Welcome to Part 2 of #TexanWeek here at WRNL. Yesterday we covered everyone's favorite chill shark, Matthew McConaughey. Today we will not be so kind. See, there's this shark, born in the panhandle of Texas just off the Red River that has gained fame not only for his hypocrisy, but also for his inability to remember anything of substance. A shark whose forgetful nature and lack of teeth makes him not a shark at all, but more like a blue fish, more like a Dory and less like a Bruce. Ladies and gentlemen we present you the most forgetful shark of all: Kenneth W. Starr.
The Ken Starr
Shark Blue Fish
Despite his humble beginnings in the Red River, the Ken Star Blue Fish sought fame and fortune and chose the law as his way to climb to the top. After educating himself at Duke he became the first fish to ever be named a federal judge. A rather mundane career on the bench led him to becoming an independent counsel whose most famous case was his investigation of Bill Clinton while the latter was President of the United States. After the whole fiasco where Clinton redefined the word "is" Starr moved on to private practice.

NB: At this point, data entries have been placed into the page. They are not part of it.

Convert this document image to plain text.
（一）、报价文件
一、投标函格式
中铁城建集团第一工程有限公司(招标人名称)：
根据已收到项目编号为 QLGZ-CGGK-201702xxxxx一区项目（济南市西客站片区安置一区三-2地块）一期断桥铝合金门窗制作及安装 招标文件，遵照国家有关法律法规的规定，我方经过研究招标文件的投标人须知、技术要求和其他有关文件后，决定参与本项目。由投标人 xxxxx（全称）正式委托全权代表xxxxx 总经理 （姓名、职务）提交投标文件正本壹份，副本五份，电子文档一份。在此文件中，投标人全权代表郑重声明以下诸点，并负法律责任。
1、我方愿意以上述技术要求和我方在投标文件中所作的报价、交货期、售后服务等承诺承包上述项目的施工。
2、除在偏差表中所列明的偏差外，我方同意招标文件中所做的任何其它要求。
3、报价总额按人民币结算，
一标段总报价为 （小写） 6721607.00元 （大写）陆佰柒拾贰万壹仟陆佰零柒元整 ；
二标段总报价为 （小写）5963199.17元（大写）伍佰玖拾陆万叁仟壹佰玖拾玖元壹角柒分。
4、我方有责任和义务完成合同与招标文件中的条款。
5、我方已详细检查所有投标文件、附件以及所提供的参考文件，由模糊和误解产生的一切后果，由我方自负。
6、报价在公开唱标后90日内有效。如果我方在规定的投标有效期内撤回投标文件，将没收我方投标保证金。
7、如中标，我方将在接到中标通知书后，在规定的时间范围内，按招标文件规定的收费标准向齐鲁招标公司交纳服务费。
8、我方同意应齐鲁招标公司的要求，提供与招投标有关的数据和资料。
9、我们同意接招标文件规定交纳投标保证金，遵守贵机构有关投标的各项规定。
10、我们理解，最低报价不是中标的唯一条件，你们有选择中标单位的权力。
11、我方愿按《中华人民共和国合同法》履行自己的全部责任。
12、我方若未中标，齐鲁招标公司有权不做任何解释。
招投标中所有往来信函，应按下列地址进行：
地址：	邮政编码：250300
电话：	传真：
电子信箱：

While Starr's journey isn't nearly as exciting or as uplifting as that of Dory's from Finding Nemo or Finding Dory his notoriety is something straight out of a Hollywood script. Starr was out of the public consciousness for the better part of a decade until he resurfaced as Baylor's President in 2010 and later their Chancellor in 2013. A quiet couple of years on the surface gave away to a whole lot of shit hitting the fan last fall.
Up until this point no one really knew what would happen when you appoint a forgetful fish to the most important position on your campus, but soon we all found out. He missed a candlelight vigil outside of his house, most likely to help other fish on their journeys towards becoming abysmal citizens. He sat silently while more and more players who were accused of assault took the field, and then told a local TV station that he "may have" seen an e-mail sent directly to him from one of the victims.
But the best part may have been when his specially trained public relations shark, who has been by his side for 20 years, convinced him to give the station three different answers. Cue flashbacks to the original forgetful fish, Roger Clemens.
What made Dory the Blue Fish so charming was her upbeat attitude and "just keep swimming" mantra. Unfortunately the Starr Blue Fish was born in to a different school of thought: "just keep denying, just keep denying". We'd love to say that karma will catch up with the fish in the future, but we all know he's just as likely to forget about it before moving on to his next "adventure".